A. Based on this article, the answer is surprisingly that it maybe not!
During year end, one of traditional tax planning strategies is to consider tax-loss harvesting to minimize tax exposure, as losses that are harvested can be immediately and fully offset against other capital gains recognized in the same year.
The caveat, however, is that by harvesting a loss – selling at a lower-than-cost-basis price and buying back again after waiting out the wash sale period – also reduces the cost basis of the investment, effectively stepping the basis down to the re-purchased value, which increases capital gains exposure in the future by the same amount as the loss that was claimed today. Which means in practice, tax loss harvesting isn’t really a tax savings strategy, but merely a tax deferral strategy that reduces capital gains today in exchange for higher (offsetting) capital gains in the future.

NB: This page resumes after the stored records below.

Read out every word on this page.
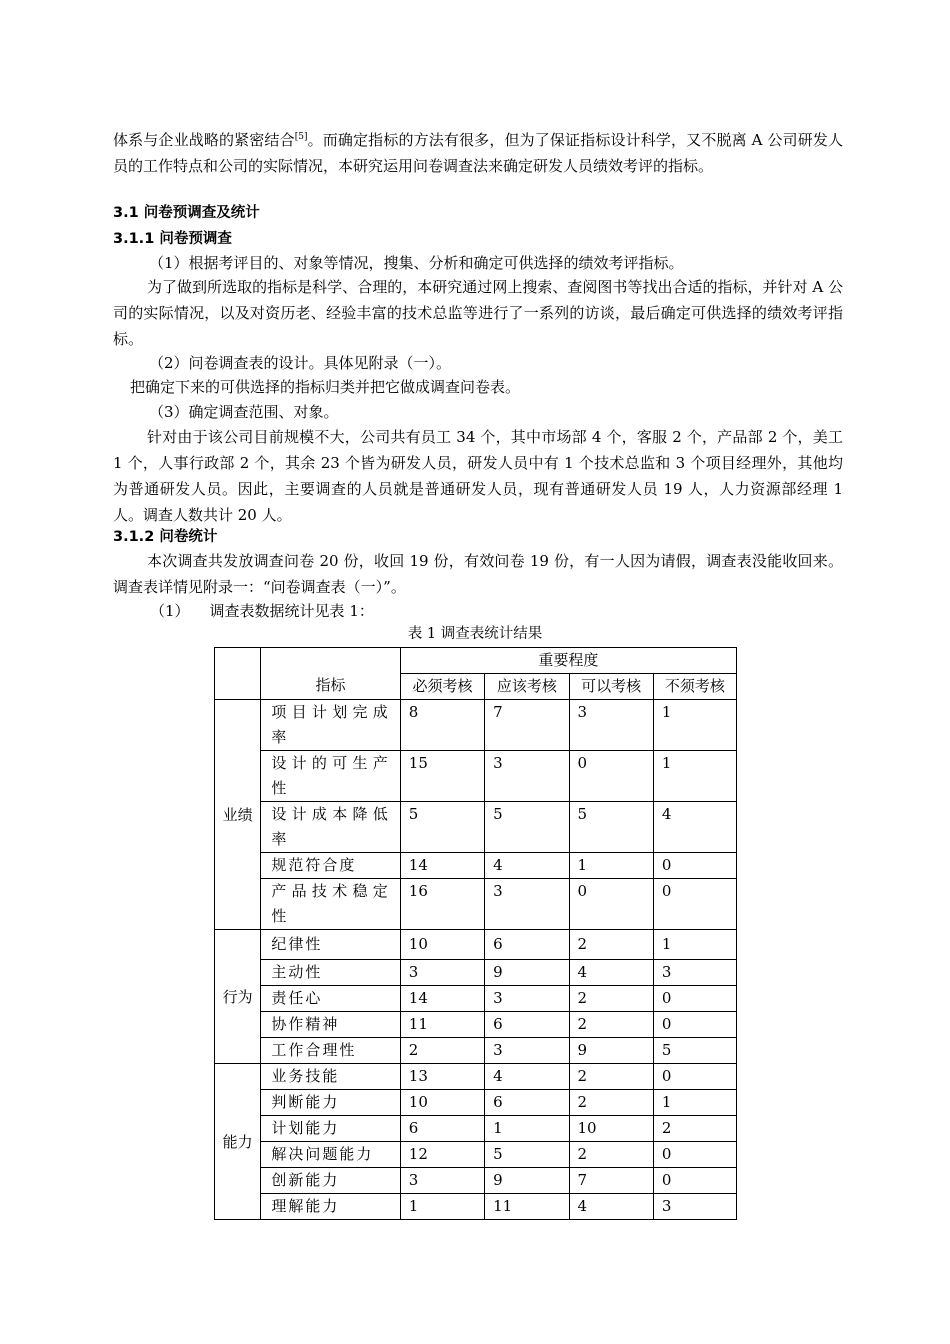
体系与企业战略的紧密结合[5]。而确定指标的方法有很多，但为了保证指标设计科学，又不脱离 A 公司研发人员的工作特点和公司的实际情况，本研究运用问卷调查法来确定研发人员绩效考评的指标。

3.1 问卷预调查及统计
3.1.1 问卷预调查

（1）根据考评目的、对象等情况，搜集、分析和确定可供选择的绩效考评指标。

为了做到所选取的指标是科学、合理的，本研究通过网上搜索、查阅图书等找出合适的指标，并针对 A 公司的实际情况，以及对资历老、经验丰富的技术总监等进行了一系列的访谈，最后确定可供选择的绩效考评指标。

（2）问卷调查表的设计。具体见附录（一）。

把确定下来的可供选择的指标归类并把它做成调查问卷表。

（3）确定调查范围、对象。

针对由于该公司目前规模不大，公司共有员工 34 个，其中市场部 4 个，客服 2 个，产品部 2 个，美工 1 个，人事行政部 2 个，其余 23 个皆为研发人员，研发人员中有 1 个技术总监和 3 个项目经理外，其他均为普通研发人员。因此，主要调查的人员就是普通研发人员，现有普通研发人员 19 人，人力资源部经理 1 人。调查人数共计 20 人。

3.1.2 问卷统计

本次调查共发放调查问卷 20 份，收回 19 份，有效问卷 19 份，有一人因为请假，调查表没能收回来。调查表详情见附录一：“问卷调查表（一）”。

（1） 调查表数据统计见表 1：

表 1 调查表统计结果
	指标	重要程度			
		必须考核	应该考核	可以考核	不须考核
业绩	项目计划完成率	8	7	3	1
	设计的可生产性	15	3	0	1
	设计成本降低率	5	5	5	4
	规范符合度	14	4	1	0
	产品技术稳定性	16	3	0	0
行为	纪律性	10	6	2	1
	主动性	3	9	4	3
	责任心	14	3	2	0
	协作精神	11	6	2	0
	工作合理性	2	3	9	5
能力	业务技能	13	4	2	0
	判断能力	10	6	2	1
	计划能力	6	1	10	2
	解决问题能力	12	5	2	0
	创新能力	3	9	7	0
	理解能力	1	11	4	3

Because the value of tax loss harvesting is really only based on the tax deferral – and the ability to grow those tax-deferred dollars until the future – the value of tax loss harvesting is also contingent on the future growth rates themselves, with low-return environments further reducing the value of tax loss harvesting (to as much as 0.57%/year over a 10-year period at 10% returns but only 0.10%/yr at 4% returns).
In addition, it’s notable that by deferring capital gains taxes to the future, there’s also a risk that tax rates will rise (especially given that capital gains are at all-time historical lows), which can actually turn tax loss harvesting from a positive to a negative.
And of course, that’s before considering the costs, including transaction costs (which even without trading commissions, may still include bid/ask spreads), and the risk of tracking error when buying a not-substantially-identical security (where the substitute investment during the wash sale period underperforms, or ends out generating a short-term capital gain that must be recognized at higher tax rates to switch back).
As a result, in the end it turns out that the value of tax loss harvesting is limited at best, and in many decades historically was actually a net negative (even with “just” a 0.1% transaction cost).